Healthy Coconut Pancakes
- Total Time: 25 minutes
Description
These Healthy Coconut Pancakes are light, fluffy, and naturally sweetened with coconut. Made with wholesome ingredients, they are perfect for a nutritious breakfast or brunch. Enjoy them with fresh fruit, a drizzle of honey, or a sprinkle of shredded coconut.
Subscribe to our newsletter for more healthy and delicious recipes delivered to your inbox.
Ingredients
- ½ cup coconut flour (or whole wheat flour for a heartier texture)
- 1 teaspoon baking powder
- ¼ teaspoon salt
- 2 eggs
- ¾ cup coconut milk (or any milk of choice)

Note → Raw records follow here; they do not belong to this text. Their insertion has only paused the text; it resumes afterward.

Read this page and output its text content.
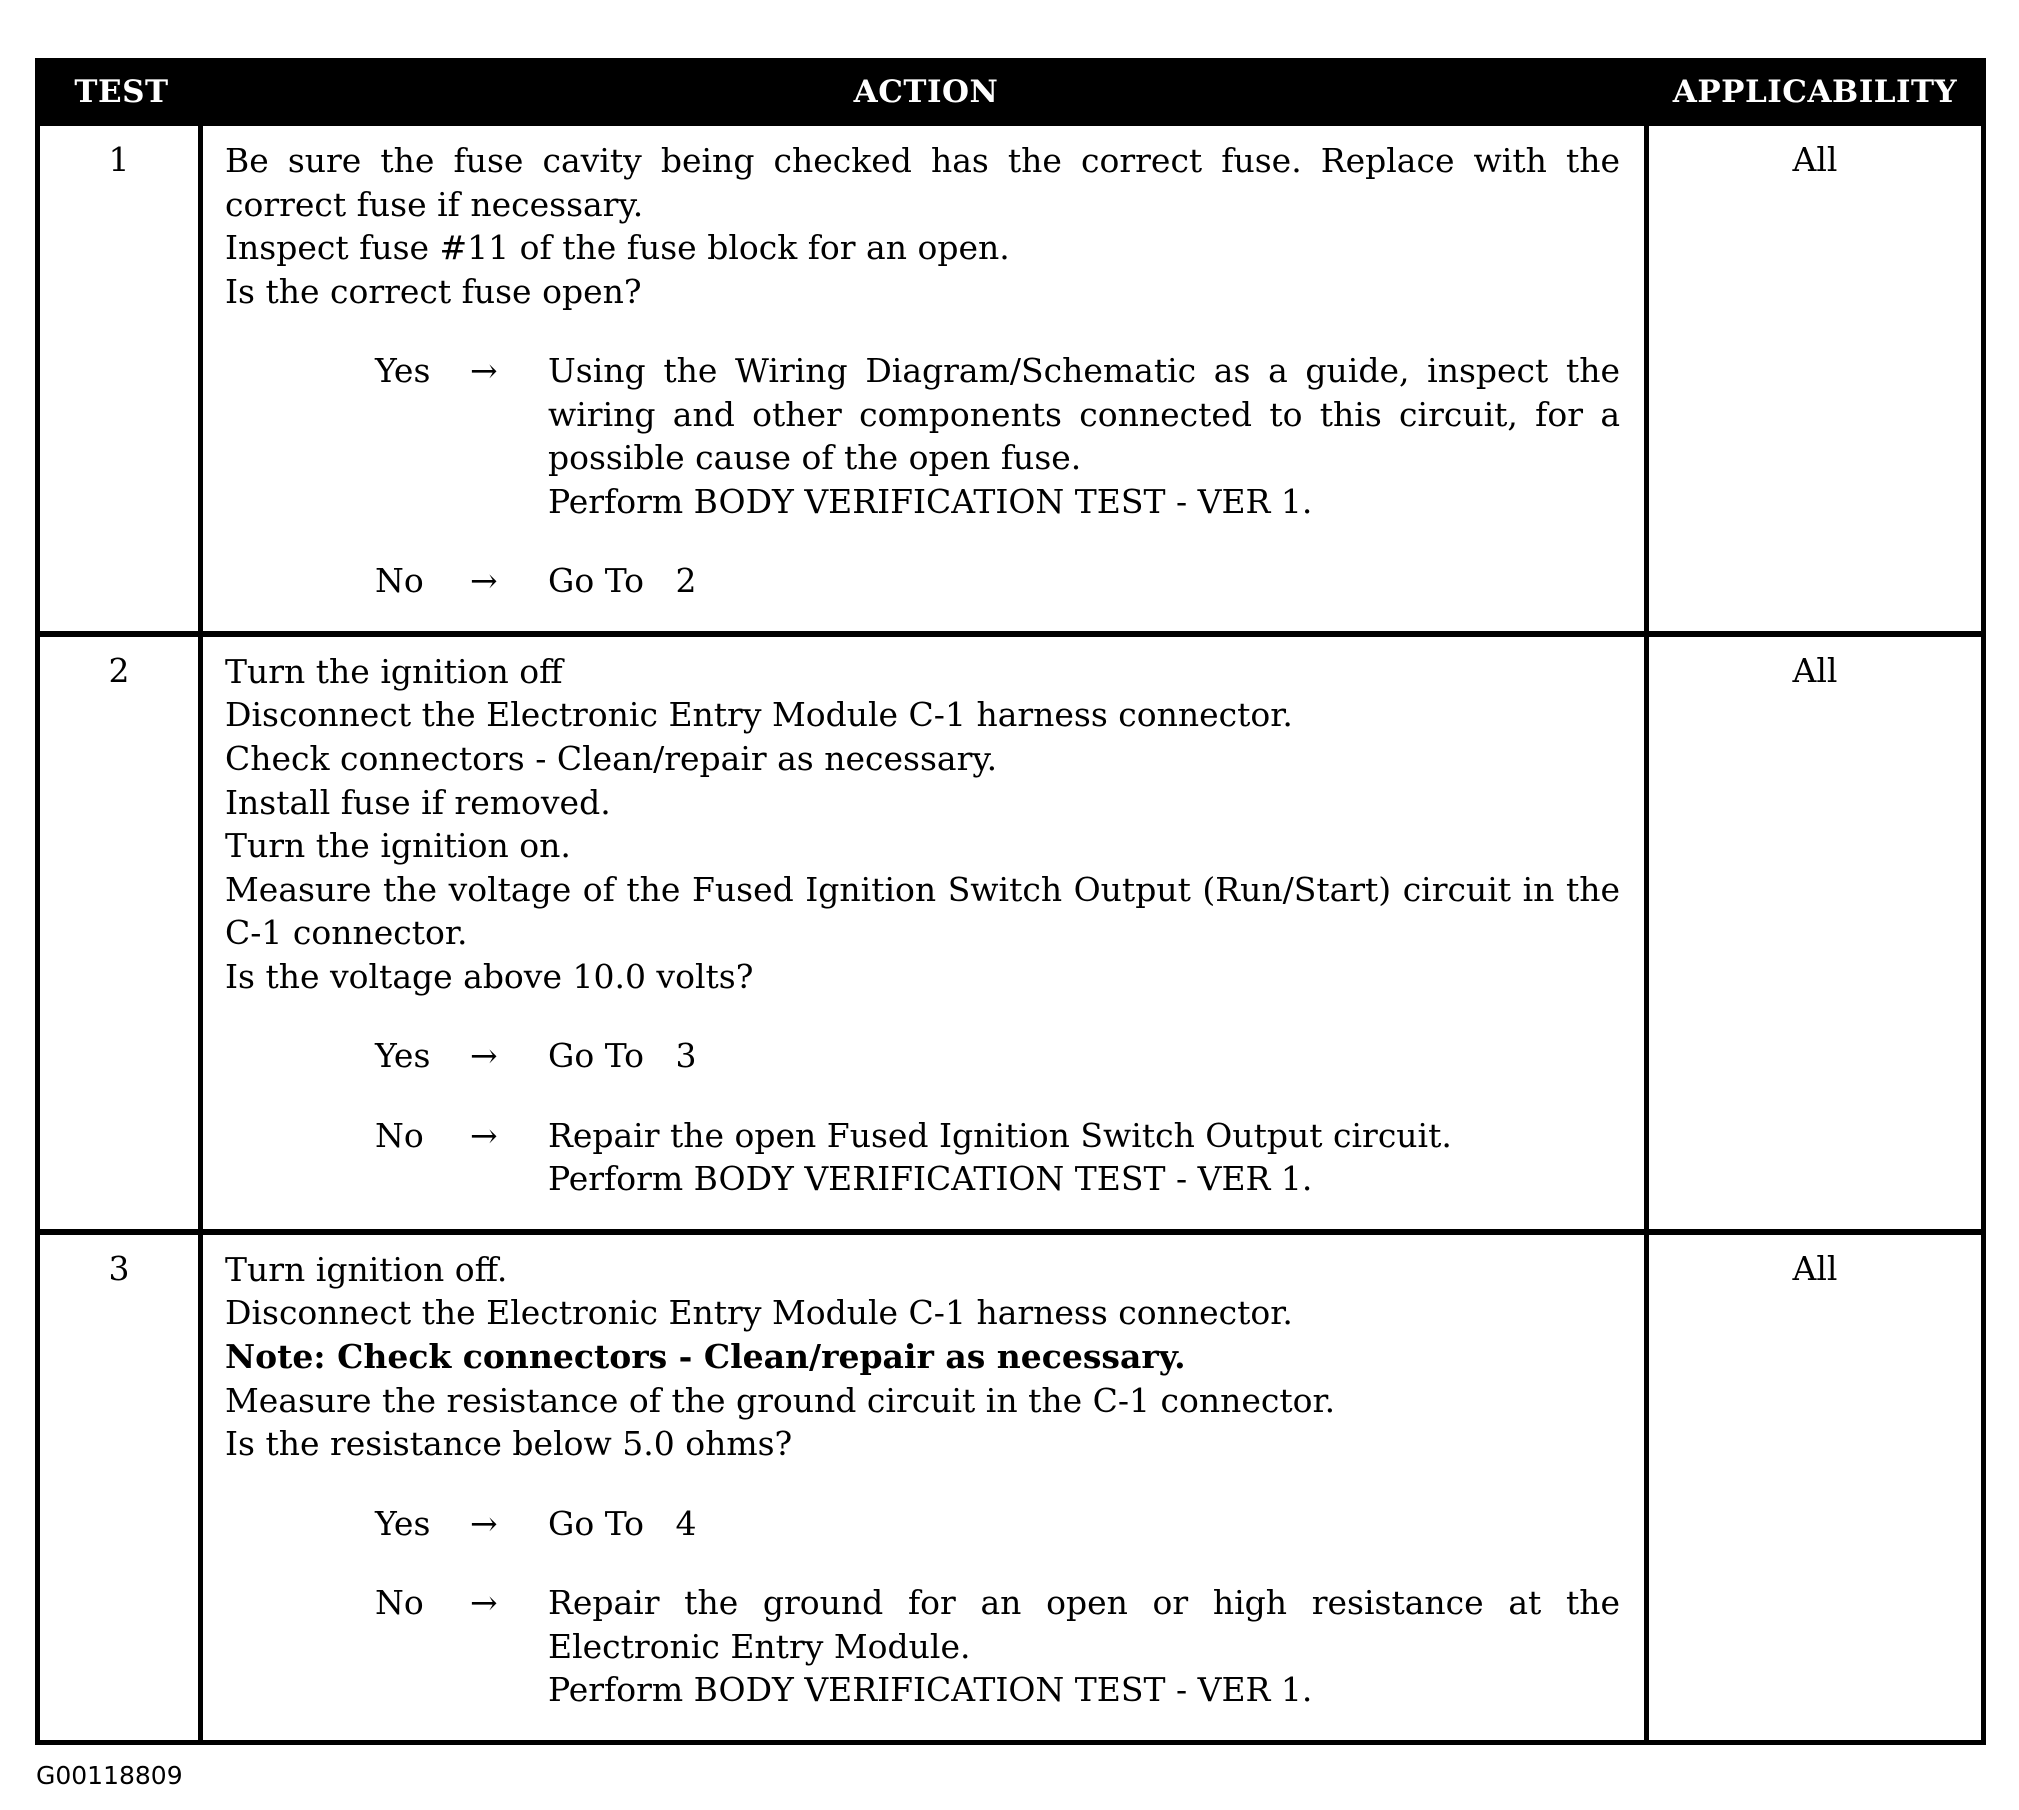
TEST	ACTION	APPLICABILITY
1	Be sure the fuse cavity being checked has the correct fuse. Replace with the correct fuse if necessary.
Inspect fuse #11 of the fuse block for an open.
Is the correct fuse open?
Yes	→	Using the Wiring Diagram/Schematic as a guide, inspect the wiring and other components connected to this circuit, for a possible cause of the open fuse.
Perform BODY VERIFICATION TEST - VER 1.
No	→	Go To   2
All
2	Turn the ignition off
Disconnect the Electronic Entry Module C-1 harness connector.
Check connectors - Clean/repair as necessary.
Install fuse if removed.
Turn the ignition on.
Measure the voltage of the Fused Ignition Switch Output (Run/Start) circuit in the C-1 connector.
Is the voltage above 10.0 volts?
Yes	→	Go To   3
No	→	Repair the open Fused Ignition Switch Output circuit.
Perform BODY VERIFICATION TEST - VER 1.
All
3	Turn ignition off.
Disconnect the Electronic Entry Module C-1 harness connector.
Note: Check connectors - Clean/repair as necessary.
Measure the resistance of the ground circuit in the C-1 connector.
Is the resistance below 5.0 ohms?
Yes	→	Go To   4
No	→	Repair the ground for an open or high resistance at the Electronic Entry Module.
Perform BODY VERIFICATION TEST - VER 1.
All
G00118809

- 1 tablespoon honey or maple syrup
- 1 teaspoon vanilla extract
- 2 tablespoons unsweetened shredded coconut
- 1 tablespoon coconut oil (for cooking)
Instructions
In a bowl, whisk together the coconut flour, baking powder, salt, and shredded coconut.
In a separate bowl, beat the eggs, then add the coconut milk, honey, and vanilla extract. Mix well.
Slowly add the dry ingredients to the wet mixture, stirring until smooth. Let the batter sit for a few minutes to thicken. If it is too thick, add a little more milk.
Heat a skillet or griddle over medium heat and lightly grease it with coconut oil. Pour small amounts of batter onto the skillet and cook for about 2-3 minutes, until bubbles form on the surface. Flip and cook for another 2 minutes until golden brown.
Stack the pancakes and serve warm with fresh fruit, honey, or a sprinkle of extra coconut.
Notes
- Let the batter rest to allow the coconut flour to absorb liquid for a better texture.
- Cook on low to medium heat since coconut flour pancakes can brown quickly.
- Use a small spatula to flip gently, as they are more delicate than regular pancakes.
- Adjust thickness by adding more milk if needed.
Storage & Reheating
- Refrigerate: Store in an airtight container for up to 3 days.
- Reheat: Warm in a toaster or skillet for a fresh taste.
- Freeze: Store in a freezer-safe bag for up to 2 months. Reheat directly from frozen.